I fielded a call from a Marketing Executive - the individual wanted to know why different attribution solutions yield such fundamentally different answers. "It's like either choice I make will cause me to make bad mistakes, and I'll never know which mistakes are mistakes or are reality." I brought this topic up on Twitter, and quickly received an unfavorable reply from an Executive from a popular attribution vendor. Don't question digital. Customers love a one-to-one targeted ad delivered at the right time to the right person with the right message that is relevant and engaging and anticipated. Or so we are told.

Digital folks want you to spend money on advertising.

Customers are getting really tired of advertising.

Early in 2015, I spoke at a conference about the importance of merchandise. The audience had little interest in that topic. Folks were more interested in the cost of Facebook or Google advertising. We focus on merchandise, of course, because when we sell something that the customer loves, the customer does the advertising for us. Think about all of the media outlets who cover Apple ... think about how much Apple spends on that ($0). The best marketers don't have to spend money on intrusive advertising that the customer actively tries to ignore, because customers love the merchandise being sold, and they love the story being told about the merchandise.

Advertising always seems to win.

But in the short-term, something is in the air. A window is closing. An intrusive advertising window seems to be closing. Those of us who figure out how to deal with this window probably have an advantage. That advantage is a fusion of the merchandise we sell and the story we tell. 

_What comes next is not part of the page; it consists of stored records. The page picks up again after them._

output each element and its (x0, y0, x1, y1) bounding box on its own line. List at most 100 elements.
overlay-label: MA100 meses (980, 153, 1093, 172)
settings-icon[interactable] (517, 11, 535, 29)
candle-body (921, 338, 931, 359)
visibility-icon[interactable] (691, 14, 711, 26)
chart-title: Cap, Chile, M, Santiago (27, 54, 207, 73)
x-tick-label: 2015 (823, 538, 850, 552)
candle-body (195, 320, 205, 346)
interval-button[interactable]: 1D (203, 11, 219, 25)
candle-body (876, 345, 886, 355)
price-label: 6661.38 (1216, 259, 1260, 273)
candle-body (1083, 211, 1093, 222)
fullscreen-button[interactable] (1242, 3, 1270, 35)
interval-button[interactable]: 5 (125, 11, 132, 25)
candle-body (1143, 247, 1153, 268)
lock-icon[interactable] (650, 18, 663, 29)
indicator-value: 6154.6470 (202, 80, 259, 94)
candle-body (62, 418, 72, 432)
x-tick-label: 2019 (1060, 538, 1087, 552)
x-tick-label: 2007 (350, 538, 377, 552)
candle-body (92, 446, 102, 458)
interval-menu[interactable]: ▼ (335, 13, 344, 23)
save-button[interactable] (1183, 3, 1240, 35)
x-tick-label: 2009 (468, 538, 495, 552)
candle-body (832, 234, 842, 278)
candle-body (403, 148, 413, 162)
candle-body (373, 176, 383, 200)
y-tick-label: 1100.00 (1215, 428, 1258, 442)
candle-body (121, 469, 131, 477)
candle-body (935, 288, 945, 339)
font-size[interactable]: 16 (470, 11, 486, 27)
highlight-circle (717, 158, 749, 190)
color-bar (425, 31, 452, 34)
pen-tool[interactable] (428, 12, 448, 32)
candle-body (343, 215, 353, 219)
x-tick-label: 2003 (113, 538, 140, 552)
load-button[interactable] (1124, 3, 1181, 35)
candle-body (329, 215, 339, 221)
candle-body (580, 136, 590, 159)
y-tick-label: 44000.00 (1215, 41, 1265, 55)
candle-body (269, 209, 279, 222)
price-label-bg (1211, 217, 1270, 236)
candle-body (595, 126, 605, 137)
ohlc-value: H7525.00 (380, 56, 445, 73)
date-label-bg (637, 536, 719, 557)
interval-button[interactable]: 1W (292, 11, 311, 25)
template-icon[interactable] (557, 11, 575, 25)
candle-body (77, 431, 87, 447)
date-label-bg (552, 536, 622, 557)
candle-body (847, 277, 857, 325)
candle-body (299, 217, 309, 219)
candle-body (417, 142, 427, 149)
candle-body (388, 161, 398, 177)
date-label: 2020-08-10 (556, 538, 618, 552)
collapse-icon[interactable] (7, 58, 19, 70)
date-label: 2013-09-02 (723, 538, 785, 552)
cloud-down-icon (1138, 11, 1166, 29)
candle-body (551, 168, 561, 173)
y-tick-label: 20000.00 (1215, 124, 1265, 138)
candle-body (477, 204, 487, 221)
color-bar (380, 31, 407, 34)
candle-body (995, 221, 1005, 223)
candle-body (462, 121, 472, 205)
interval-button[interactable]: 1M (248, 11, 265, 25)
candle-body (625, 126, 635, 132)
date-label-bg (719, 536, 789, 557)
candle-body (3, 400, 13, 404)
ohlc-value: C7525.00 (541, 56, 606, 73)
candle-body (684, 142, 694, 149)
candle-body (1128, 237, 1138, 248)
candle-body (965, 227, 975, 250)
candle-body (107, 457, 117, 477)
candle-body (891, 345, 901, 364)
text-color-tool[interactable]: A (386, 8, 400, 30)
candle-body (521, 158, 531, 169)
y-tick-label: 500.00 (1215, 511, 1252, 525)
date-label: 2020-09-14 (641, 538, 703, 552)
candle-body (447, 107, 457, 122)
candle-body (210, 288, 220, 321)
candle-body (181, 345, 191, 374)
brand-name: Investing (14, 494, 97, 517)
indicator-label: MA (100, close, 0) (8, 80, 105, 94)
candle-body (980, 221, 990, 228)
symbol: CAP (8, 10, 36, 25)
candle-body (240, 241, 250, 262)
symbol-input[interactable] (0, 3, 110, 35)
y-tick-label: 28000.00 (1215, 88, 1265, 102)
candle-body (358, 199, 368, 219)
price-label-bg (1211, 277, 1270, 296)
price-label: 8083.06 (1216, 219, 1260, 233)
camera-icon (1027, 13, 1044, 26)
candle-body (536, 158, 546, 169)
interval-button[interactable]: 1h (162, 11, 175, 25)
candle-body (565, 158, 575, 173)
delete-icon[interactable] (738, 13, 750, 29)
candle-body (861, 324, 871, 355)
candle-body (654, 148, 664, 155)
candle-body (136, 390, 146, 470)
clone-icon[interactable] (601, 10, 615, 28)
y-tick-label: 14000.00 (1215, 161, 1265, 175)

If you don't believe me, keep spending money on retargeting ads that customers try to block. Keep spending money on television commercials customers fast forward over. Keep spending money on co-op names that average 63 years old and push your merchandise assortment so far away from what a 40 year old customer likes that you are one day closer to going out of business. Look at your own behavior. Do you fast-forward through ads? Do you dislike pre-rolls? Are you annoyed when you try to read an article about Donald Trump, only to have to sit through a fifteen second ad? How might your customers view your activities, given how you feel about other marketers?